SEE ALSO: Trump Veteran Organizations Silent After Khan Backlash
Muslims makeup about one-percent of all Floridians, according to census data. But the number of Muslims in the Sunshine State is growing rapidly, and faster than the general population of Muslims across the country. In a swing-state like Florida, that many observers believe could decide the election, Muslims could play a serious role in picking the next president.
Slain vet Humayun Khan and his family
Khan's DNC speech, and Trump's subsequent comments about Khan and his family, sparked outrage across the country. The GOP presidential candidate's behavior and rhetoric towards Muslims has prompted many to leave the Republican Party.
"I'm going to vote for anyone but Republicans because of this one person, this man who has gone out of his mind," said Nazar Naqvi, the father of Muslim U.S. soldier killed in a roadside bomb in Afghanistan in 2008. "Not any office should get our vote. He has been nominated not by one person – the Republican Party nominated him."
Naqvi, who told Reuters in an interview he "faithfully" voted Republican for more than 30 years, is now advising his friends to ditch the GOP over Trump.

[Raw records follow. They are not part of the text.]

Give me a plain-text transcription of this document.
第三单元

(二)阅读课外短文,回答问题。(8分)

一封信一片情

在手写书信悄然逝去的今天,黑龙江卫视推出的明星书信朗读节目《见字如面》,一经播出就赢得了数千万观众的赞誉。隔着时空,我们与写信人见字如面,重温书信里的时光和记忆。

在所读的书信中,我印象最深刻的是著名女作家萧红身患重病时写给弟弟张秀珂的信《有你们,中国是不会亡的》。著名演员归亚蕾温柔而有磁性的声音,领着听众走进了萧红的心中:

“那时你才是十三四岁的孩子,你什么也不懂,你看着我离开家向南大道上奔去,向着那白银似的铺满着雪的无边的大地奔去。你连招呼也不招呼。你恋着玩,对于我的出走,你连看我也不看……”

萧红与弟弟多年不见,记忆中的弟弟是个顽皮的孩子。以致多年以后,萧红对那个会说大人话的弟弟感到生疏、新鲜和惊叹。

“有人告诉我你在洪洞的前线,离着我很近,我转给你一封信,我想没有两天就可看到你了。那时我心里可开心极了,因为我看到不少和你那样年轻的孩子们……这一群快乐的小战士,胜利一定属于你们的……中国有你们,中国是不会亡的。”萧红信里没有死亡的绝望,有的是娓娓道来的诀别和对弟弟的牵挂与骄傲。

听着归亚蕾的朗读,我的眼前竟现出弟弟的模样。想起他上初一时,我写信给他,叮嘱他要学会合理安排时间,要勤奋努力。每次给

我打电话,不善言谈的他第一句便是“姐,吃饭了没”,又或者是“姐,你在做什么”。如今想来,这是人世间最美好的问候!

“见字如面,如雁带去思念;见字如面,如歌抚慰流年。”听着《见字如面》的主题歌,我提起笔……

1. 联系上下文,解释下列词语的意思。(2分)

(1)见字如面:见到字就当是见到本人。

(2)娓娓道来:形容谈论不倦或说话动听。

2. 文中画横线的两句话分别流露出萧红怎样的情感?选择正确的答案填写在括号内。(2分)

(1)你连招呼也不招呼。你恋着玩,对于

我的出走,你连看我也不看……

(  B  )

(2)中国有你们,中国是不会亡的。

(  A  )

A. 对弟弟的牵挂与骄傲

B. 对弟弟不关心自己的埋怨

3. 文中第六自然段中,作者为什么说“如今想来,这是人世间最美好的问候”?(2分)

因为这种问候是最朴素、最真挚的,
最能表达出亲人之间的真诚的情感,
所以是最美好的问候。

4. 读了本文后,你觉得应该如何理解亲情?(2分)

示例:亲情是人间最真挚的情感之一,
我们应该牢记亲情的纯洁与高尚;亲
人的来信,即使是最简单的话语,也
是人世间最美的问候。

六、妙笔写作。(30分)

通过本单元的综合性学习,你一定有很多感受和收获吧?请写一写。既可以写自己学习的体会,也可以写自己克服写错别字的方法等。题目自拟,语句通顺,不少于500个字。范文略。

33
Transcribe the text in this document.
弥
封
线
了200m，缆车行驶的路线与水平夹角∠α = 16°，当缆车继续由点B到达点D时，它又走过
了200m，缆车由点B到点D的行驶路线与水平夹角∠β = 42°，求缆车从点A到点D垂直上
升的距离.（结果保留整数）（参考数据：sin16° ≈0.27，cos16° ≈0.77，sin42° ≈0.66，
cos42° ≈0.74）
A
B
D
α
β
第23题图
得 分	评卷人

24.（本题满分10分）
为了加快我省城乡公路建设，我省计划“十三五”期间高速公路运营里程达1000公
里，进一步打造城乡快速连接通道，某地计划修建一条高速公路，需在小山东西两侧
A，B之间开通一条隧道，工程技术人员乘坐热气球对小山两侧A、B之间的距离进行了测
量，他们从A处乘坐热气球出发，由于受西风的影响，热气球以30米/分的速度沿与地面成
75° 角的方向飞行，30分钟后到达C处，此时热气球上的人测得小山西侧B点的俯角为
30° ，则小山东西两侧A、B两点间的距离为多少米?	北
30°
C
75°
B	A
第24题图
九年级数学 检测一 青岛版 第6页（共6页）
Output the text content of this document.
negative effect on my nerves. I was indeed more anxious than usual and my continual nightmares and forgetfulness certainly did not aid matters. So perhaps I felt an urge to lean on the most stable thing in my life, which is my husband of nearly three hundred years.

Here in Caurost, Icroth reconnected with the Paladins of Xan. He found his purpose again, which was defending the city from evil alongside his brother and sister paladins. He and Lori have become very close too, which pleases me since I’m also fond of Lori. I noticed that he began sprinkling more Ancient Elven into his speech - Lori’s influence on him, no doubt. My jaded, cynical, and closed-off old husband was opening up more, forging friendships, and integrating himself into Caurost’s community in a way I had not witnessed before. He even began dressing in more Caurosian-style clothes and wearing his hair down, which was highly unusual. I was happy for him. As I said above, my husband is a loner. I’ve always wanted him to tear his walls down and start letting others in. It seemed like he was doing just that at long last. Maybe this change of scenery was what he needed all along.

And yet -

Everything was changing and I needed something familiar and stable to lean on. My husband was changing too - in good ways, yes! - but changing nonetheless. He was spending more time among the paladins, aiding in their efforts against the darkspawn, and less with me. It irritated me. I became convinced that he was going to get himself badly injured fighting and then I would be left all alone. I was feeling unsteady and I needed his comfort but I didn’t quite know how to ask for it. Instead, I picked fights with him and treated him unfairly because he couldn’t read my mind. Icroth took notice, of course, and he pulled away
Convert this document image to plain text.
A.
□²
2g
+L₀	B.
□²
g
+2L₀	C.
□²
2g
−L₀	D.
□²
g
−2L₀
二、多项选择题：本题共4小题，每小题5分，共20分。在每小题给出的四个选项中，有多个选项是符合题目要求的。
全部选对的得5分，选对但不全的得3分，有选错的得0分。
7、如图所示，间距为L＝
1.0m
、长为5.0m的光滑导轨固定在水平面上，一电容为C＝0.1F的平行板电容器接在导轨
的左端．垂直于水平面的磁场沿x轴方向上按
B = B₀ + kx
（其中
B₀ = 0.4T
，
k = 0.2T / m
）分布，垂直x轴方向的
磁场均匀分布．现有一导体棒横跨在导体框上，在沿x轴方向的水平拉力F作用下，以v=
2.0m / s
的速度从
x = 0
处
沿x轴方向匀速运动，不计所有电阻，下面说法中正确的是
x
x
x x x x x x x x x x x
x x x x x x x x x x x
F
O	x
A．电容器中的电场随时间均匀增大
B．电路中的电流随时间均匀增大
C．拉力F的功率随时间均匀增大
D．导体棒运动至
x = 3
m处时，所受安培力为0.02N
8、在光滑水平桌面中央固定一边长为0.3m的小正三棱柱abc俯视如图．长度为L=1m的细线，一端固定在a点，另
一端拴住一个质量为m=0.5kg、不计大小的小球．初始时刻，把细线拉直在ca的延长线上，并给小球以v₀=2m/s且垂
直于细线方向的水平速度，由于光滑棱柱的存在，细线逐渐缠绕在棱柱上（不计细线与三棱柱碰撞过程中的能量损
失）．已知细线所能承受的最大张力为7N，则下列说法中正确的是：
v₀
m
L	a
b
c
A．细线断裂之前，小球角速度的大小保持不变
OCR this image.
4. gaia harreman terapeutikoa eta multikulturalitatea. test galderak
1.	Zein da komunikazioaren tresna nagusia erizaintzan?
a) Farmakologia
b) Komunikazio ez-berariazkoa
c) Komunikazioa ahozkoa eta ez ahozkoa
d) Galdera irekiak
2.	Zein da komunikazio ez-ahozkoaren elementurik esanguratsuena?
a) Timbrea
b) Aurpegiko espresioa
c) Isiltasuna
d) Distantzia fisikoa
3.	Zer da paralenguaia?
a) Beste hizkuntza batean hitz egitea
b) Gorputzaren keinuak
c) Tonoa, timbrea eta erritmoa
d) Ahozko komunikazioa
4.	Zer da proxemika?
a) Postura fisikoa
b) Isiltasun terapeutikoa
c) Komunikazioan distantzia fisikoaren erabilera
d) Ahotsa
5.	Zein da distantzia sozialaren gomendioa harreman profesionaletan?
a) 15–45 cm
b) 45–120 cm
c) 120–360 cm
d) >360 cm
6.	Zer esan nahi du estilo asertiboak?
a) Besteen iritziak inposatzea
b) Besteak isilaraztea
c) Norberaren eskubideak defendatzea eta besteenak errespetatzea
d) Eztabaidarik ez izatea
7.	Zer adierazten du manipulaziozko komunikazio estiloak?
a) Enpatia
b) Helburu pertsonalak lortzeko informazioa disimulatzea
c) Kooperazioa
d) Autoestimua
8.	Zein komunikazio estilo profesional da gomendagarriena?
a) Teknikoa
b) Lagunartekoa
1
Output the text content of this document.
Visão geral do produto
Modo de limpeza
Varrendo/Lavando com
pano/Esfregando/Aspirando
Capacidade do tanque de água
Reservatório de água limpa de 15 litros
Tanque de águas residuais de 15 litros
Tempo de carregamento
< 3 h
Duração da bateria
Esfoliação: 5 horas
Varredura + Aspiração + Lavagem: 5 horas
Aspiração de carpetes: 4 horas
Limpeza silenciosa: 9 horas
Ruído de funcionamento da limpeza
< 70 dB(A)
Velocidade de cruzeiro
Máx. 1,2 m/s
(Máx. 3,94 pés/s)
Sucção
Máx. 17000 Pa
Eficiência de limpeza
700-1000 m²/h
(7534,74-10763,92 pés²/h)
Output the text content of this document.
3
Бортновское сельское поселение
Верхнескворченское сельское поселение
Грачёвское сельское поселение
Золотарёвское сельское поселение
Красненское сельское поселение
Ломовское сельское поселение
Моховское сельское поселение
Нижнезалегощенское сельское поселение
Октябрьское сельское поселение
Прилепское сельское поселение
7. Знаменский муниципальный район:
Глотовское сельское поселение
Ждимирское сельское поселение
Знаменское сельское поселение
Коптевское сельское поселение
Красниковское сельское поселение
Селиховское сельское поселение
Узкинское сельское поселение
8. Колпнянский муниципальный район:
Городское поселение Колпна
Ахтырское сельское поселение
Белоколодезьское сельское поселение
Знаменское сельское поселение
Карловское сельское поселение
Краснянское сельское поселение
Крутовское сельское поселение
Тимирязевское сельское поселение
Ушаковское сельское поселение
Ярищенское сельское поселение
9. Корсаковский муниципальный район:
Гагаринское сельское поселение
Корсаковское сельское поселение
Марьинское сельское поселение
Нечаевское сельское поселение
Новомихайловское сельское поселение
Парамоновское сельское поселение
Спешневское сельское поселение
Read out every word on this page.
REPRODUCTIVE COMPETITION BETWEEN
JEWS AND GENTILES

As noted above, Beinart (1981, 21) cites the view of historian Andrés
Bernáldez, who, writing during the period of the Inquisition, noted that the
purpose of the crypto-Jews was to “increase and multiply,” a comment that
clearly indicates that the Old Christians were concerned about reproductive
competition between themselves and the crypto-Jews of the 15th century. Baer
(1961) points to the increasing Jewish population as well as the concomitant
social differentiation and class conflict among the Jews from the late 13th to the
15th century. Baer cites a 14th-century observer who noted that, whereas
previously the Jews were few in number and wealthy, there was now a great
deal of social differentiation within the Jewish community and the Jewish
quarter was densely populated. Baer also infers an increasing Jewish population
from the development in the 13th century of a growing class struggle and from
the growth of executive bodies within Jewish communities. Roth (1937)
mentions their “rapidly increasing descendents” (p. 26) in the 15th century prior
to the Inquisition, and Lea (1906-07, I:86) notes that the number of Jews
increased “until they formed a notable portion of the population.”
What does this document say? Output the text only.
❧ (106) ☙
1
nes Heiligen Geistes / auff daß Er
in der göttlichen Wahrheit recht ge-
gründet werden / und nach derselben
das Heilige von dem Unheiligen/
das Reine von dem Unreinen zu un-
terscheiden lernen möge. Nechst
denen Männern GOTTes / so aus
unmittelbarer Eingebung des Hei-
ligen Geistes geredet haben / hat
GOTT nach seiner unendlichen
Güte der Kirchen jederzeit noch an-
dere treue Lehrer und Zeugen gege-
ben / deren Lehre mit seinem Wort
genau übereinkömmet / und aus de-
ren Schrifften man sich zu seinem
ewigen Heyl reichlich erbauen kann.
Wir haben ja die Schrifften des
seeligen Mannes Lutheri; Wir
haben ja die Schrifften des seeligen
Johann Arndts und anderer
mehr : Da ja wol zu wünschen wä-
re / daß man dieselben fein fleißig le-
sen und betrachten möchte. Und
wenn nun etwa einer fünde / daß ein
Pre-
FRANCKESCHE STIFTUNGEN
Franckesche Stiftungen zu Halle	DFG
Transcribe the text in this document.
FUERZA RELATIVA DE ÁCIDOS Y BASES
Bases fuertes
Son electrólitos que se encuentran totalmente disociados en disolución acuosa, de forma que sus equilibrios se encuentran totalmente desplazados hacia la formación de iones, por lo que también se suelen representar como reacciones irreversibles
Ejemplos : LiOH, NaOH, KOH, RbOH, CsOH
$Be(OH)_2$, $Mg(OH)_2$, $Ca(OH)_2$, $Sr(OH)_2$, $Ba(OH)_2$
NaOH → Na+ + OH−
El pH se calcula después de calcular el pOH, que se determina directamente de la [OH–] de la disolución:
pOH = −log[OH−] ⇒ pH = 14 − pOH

Ghazala Salam is the president of the American Muslim Democratic Caucus of Florida. He recently told The Sun Sentinel that Muslim Democrats can help "swing the election." The factor, he told the paper, is getting people out to vote—of the roughly 700,000 Muslims in Florida, only between 200,000 and 250,000 are currently registered to vote. As the Sentinel notes, the 2012 election was decided by 74,309 votes.